La République dite française n’a pas toujours rimé avec la liberté politique, ni avec l’égalité, ni avec la fraternité

Source [Le Salin Beige] : De Michel De Jaeghere dans Le Figaro Histoire :

La Constitution de la Ve République réaffirme l’attachement des Français à la forme républicaine de gouvernement. On croit comprendre qu’en dépit de la concentration des pouvoirs qu’elle organisait entre les mains du chef de l’État, des contraintes dans lesquelles le régime avait enserré le parlementarisme, cette précision avait été conçue pour rappeler qu’elle tournait le dos à l’éventualité d’une restauration monarchique dont ne rêvait, du reste, qu’une partie ultra-minoritaire de courants contre-révolutionnaires devenus eux-mêmes marginaux.

Le renversement de la République, son remplacement par une autre forme de régime n’est plus guère envisagé aujourd’hui par personne, au moins depuis la mort de Jean Raspail. Les élections consécutives à la dissolution de l’Assemblée nationale par Emmanuel Macron, l’accueil fait à leurs résultats, la crise qu’ils ont ouverte n’en ont pas moins été marqués par l’expression de l’inquiétude suscitée par les dangers qui en menaceraient l’existence. C’est au nom de la défense républicaine qu’ont été mis en place, entre-deux-tours, des accords de désistement entre des partis qui proclamaient, depuis de longs mois, n’être d’accord sur rien ; sous le signe du « front républicain » que s’est formée la coalition qui a vu des libéraux appeler à voter pour des communistes, des insoumis venir au secours de macronistes qu’ils vilipendaient depuis sept ans pour « faire barrage » au Rassemblement national. Son efficacité a été incontestable : assurant le succès de partis que rien ne préparait à gouverner ensemble, elle a ouvert la voie à la séquence politique inédite à laquelle nous assistons.
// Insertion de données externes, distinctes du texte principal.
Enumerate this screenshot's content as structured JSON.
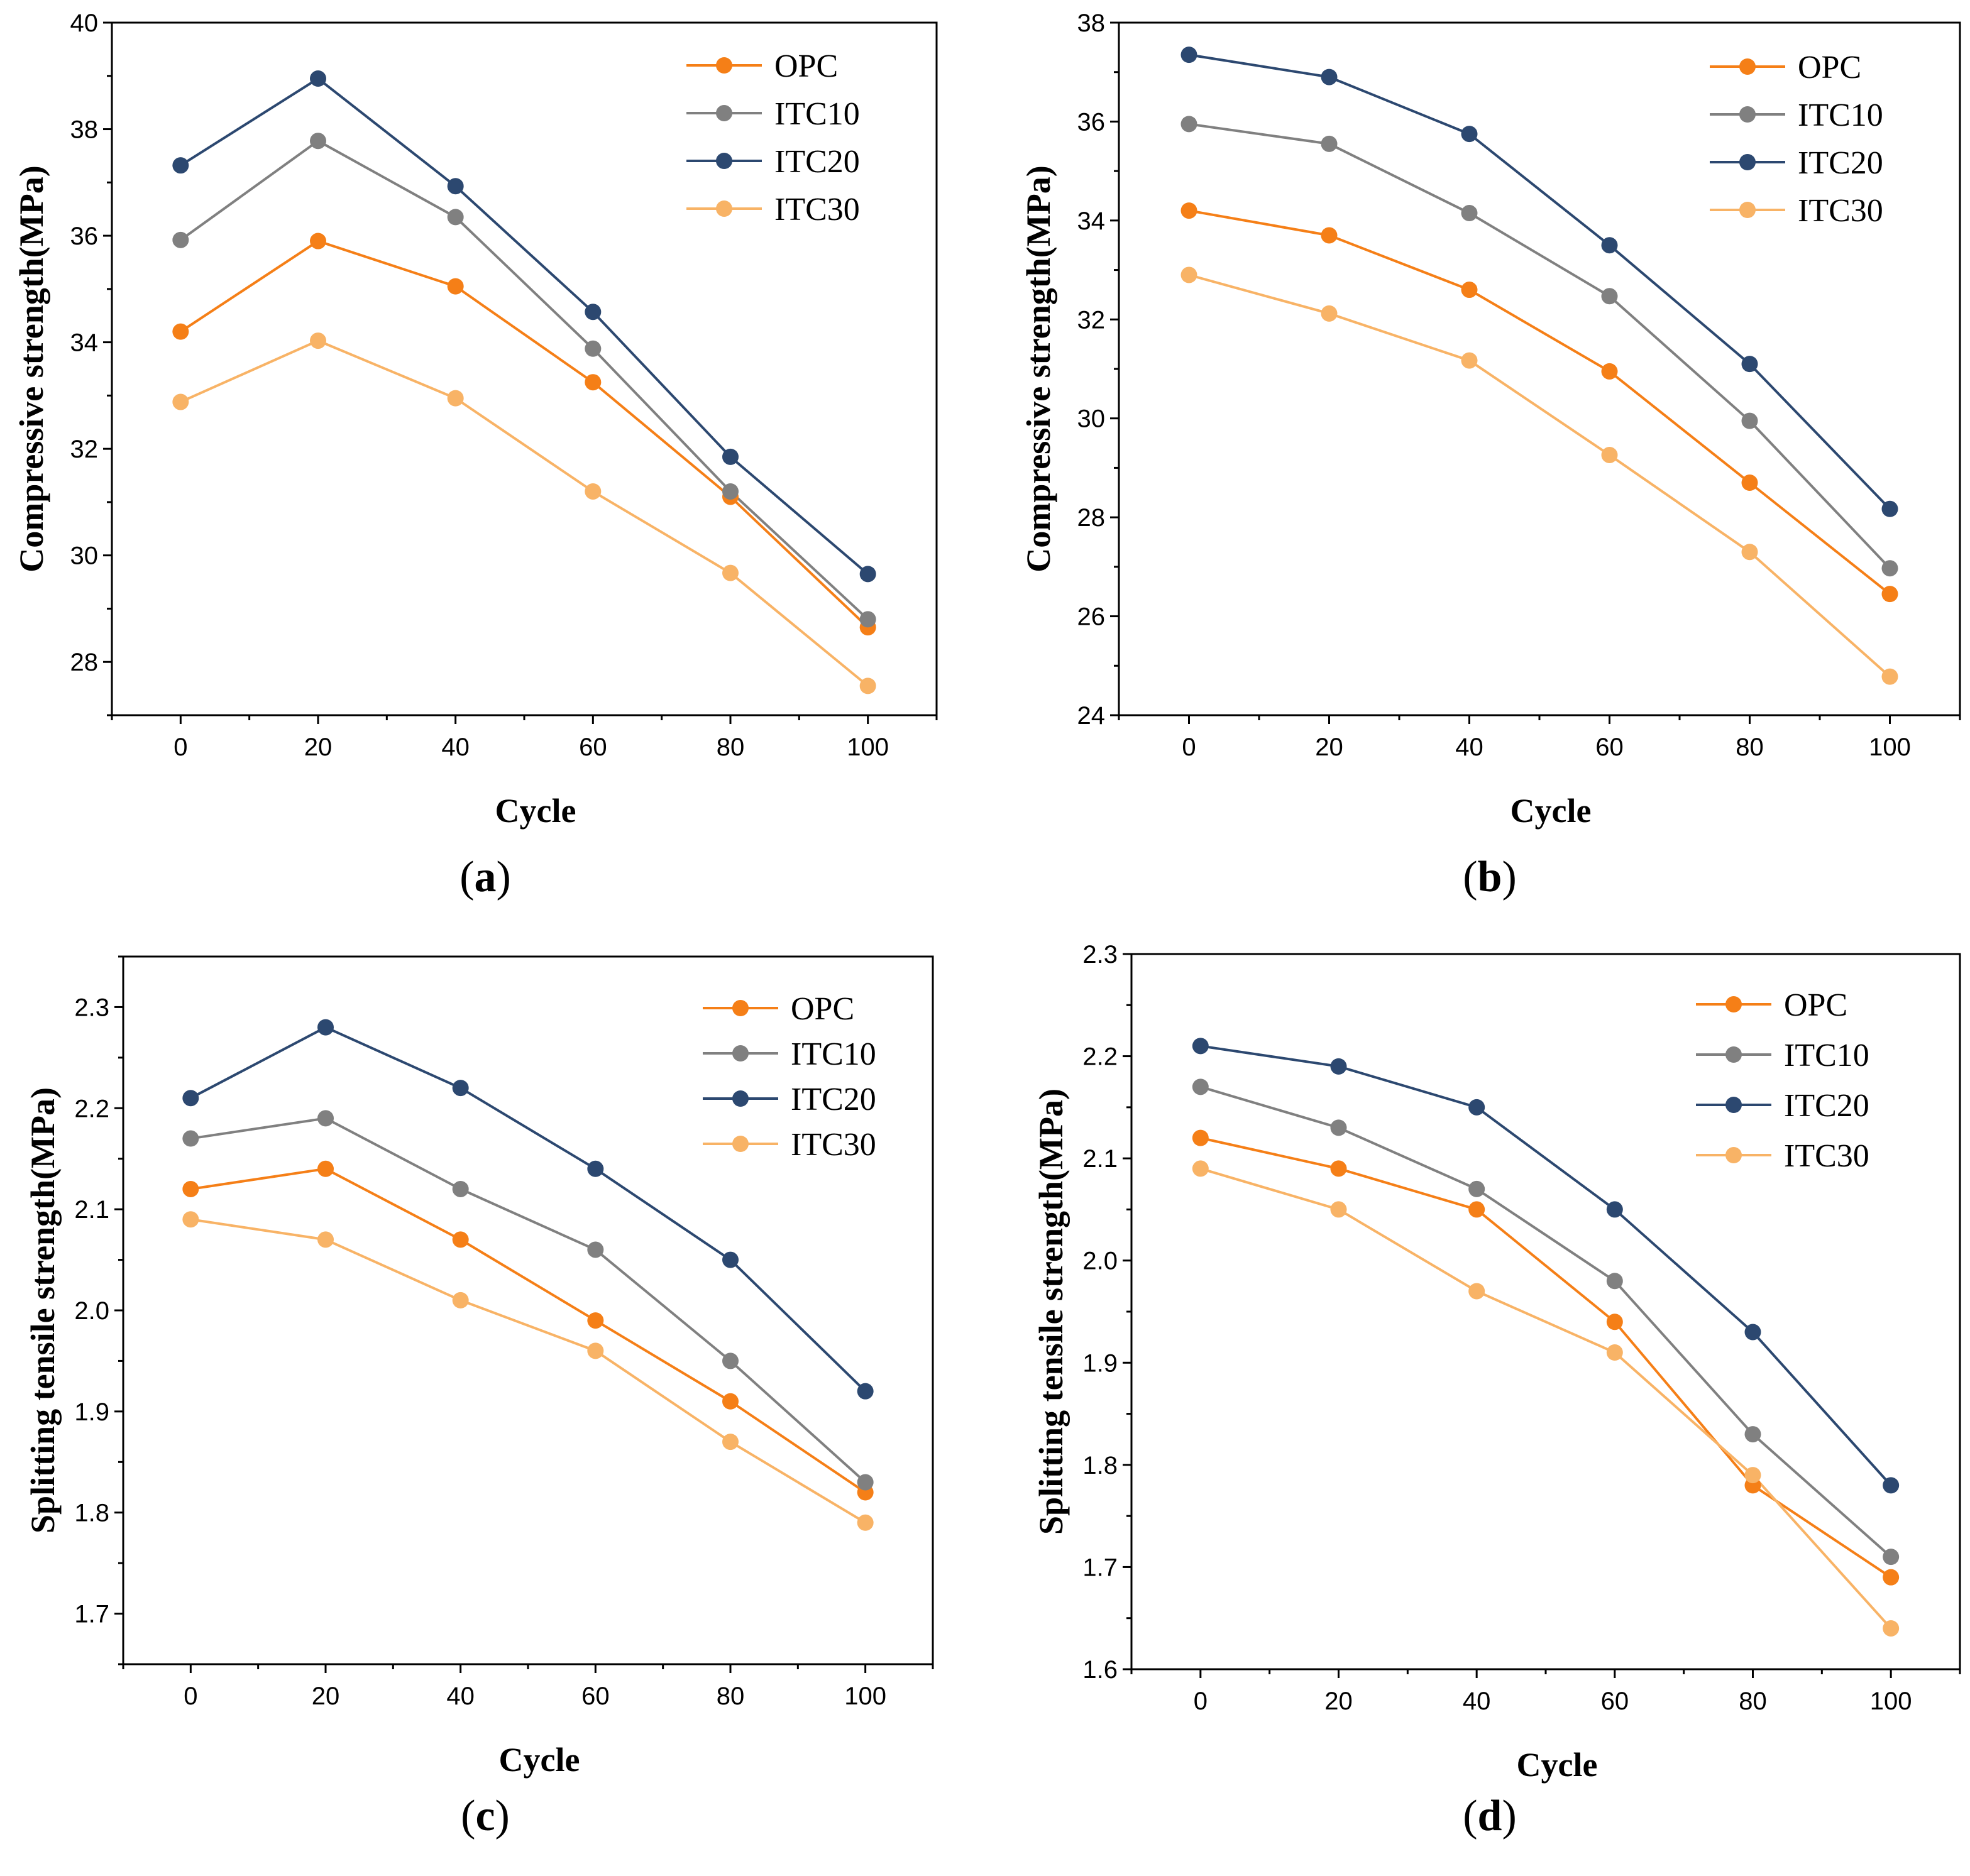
{
  "legend_labels": [
    "OPC",
    "ITC10",
    "ITC20",
    "ITC30"
  ],
  "series_colors": {
    "OPC": "#f57f17",
    "ITC10": "#808080",
    "ITC20": "#2c4870",
    "ITC30": "#f8b366"
  },
  "chart_data": [
    {
      "panel_label": "(a)",
      "type": "line",
      "xlabel": "Cycle",
      "ylabel": "Compressive strength(MPa)",
      "x": [
        0,
        20,
        40,
        60,
        80,
        100
      ],
      "xlim": [
        -10,
        110
      ],
      "xticks": [
        0,
        20,
        40,
        60,
        80,
        100
      ],
      "ylim": [
        27,
        40
      ],
      "yticks": [
        28,
        30,
        32,
        34,
        36,
        38,
        40
      ],
      "legend": "top-right",
      "grid": false,
      "series": [
        {
          "name": "OPC",
          "values": [
            34.2,
            35.9,
            35.05,
            33.25,
            31.1,
            28.65
          ]
        },
        {
          "name": "ITC10",
          "values": [
            35.92,
            37.78,
            36.35,
            33.88,
            31.2,
            28.8
          ]
        },
        {
          "name": "ITC20",
          "values": [
            37.32,
            38.95,
            36.93,
            34.57,
            31.85,
            29.65
          ]
        },
        {
          "name": "ITC30",
          "values": [
            32.88,
            34.03,
            32.95,
            31.2,
            29.67,
            27.55
          ]
        }
      ]
    },
    {
      "panel_label": "(b)",
      "type": "line",
      "xlabel": "Cycle",
      "ylabel": "Compressive strength(MPa)",
      "x": [
        0,
        20,
        40,
        60,
        80,
        100
      ],
      "xlim": [
        -10,
        110
      ],
      "xticks": [
        0,
        20,
        40,
        60,
        80,
        100
      ],
      "ylim": [
        24,
        38
      ],
      "yticks": [
        24,
        26,
        28,
        30,
        32,
        34,
        36,
        38
      ],
      "legend": "top-right",
      "grid": false,
      "series": [
        {
          "name": "OPC",
          "values": [
            34.2,
            33.7,
            32.6,
            30.95,
            28.7,
            26.45
          ]
        },
        {
          "name": "ITC10",
          "values": [
            35.95,
            35.55,
            34.15,
            32.47,
            29.95,
            26.97
          ]
        },
        {
          "name": "ITC20",
          "values": [
            37.35,
            36.9,
            35.75,
            33.5,
            31.1,
            28.17
          ]
        },
        {
          "name": "ITC30",
          "values": [
            32.9,
            32.12,
            31.17,
            29.26,
            27.3,
            24.78
          ]
        }
      ]
    },
    {
      "panel_label": "(c)",
      "type": "line",
      "xlabel": "Cycle",
      "ylabel": "Splitting tensile strength(MPa)",
      "x": [
        0,
        20,
        40,
        60,
        80,
        100
      ],
      "xlim": [
        -10,
        110
      ],
      "xticks": [
        0,
        20,
        40,
        60,
        80,
        100
      ],
      "ylim": [
        1.65,
        2.35
      ],
      "yticks": [
        1.7,
        1.8,
        1.9,
        2.0,
        2.1,
        2.2,
        2.3
      ],
      "tick_labels_y": [
        "1.7",
        "1.8",
        "1.9",
        "2.0",
        "2.1",
        "2.2",
        "2.3"
      ],
      "legend": "top-right",
      "grid": false,
      "series": [
        {
          "name": "OPC",
          "values": [
            2.12,
            2.14,
            2.07,
            1.99,
            1.91,
            1.82
          ]
        },
        {
          "name": "ITC10",
          "values": [
            2.17,
            2.19,
            2.12,
            2.06,
            1.95,
            1.83
          ]
        },
        {
          "name": "ITC20",
          "values": [
            2.21,
            2.28,
            2.22,
            2.14,
            2.05,
            1.92
          ]
        },
        {
          "name": "ITC30",
          "values": [
            2.09,
            2.07,
            2.01,
            1.96,
            1.87,
            1.79
          ]
        }
      ]
    },
    {
      "panel_label": "(d)",
      "type": "line",
      "xlabel": "Cycle",
      "ylabel": "Splitting tensile strength(MPa)",
      "x": [
        0,
        20,
        40,
        60,
        80,
        100
      ],
      "xlim": [
        -10,
        110
      ],
      "xticks": [
        0,
        20,
        40,
        60,
        80,
        100
      ],
      "ylim": [
        1.6,
        2.3
      ],
      "yticks": [
        1.6,
        1.7,
        1.8,
        1.9,
        2.0,
        2.1,
        2.2,
        2.3
      ],
      "tick_labels_y": [
        "1.6",
        "1.7",
        "1.8",
        "1.9",
        "2.0",
        "2.1",
        "2.2",
        "2.3"
      ],
      "legend": "top-right",
      "grid": false,
      "series": [
        {
          "name": "OPC",
          "values": [
            2.12,
            2.09,
            2.05,
            1.94,
            1.78,
            1.69
          ]
        },
        {
          "name": "ITC10",
          "values": [
            2.17,
            2.13,
            2.07,
            1.98,
            1.83,
            1.71
          ]
        },
        {
          "name": "ITC20",
          "values": [
            2.21,
            2.19,
            2.15,
            2.05,
            1.93,
            1.78
          ]
        },
        {
          "name": "ITC30",
          "values": [
            2.09,
            2.05,
            1.97,
            1.91,
            1.79,
            1.64
          ]
        }
      ]
    }
  ]
}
L’invocation de la République et de ses valeurs a cessé de surprendre, tant elle est devenue rituelle. Elle remonte aux années 1970, où les désistements entre communistes et socialistes face à leurs adversaires gaullistes et giscardiens se faisaient (déjà !) au nom de la « discipline républicaine » (l’expression se réfère aux débuts de la IIIe République, où elle désignait l’alliance de second tour des républicains contre leurs adversaires monarchistes ou bonapartistes), sans qu’on sache en quoi la menace d’une victoire de la droite en justifiait alors la mise en œuvre. Elle a été au cœur de la distinction, communément admise depuis l’émergence du Front national durant les années 1980, entre « extrême droite » et « droite républicaine ». Elle est réactivée pour délégitimer aujourd’hui un Rassemblement national dont on estime qu’il n’est pas un parti politique ordinaire, contesté, contestable : qu’étranger à « l’arc républicain », il doit rester voué à la marginalité, quel que soit le nombre de ses électeurs. Mais, comme l’a observé Frédéric Rouvillois, professeur de droit public à l’université Paris-Descartes et analyste incomparable du discours politique contemporain (Être [ou ne pas être] républicain, Les éditions du Cerf, 2015), elle a la particularité de s’appuyer sur un mot, un concept, des principes qui n’ont pas de définition.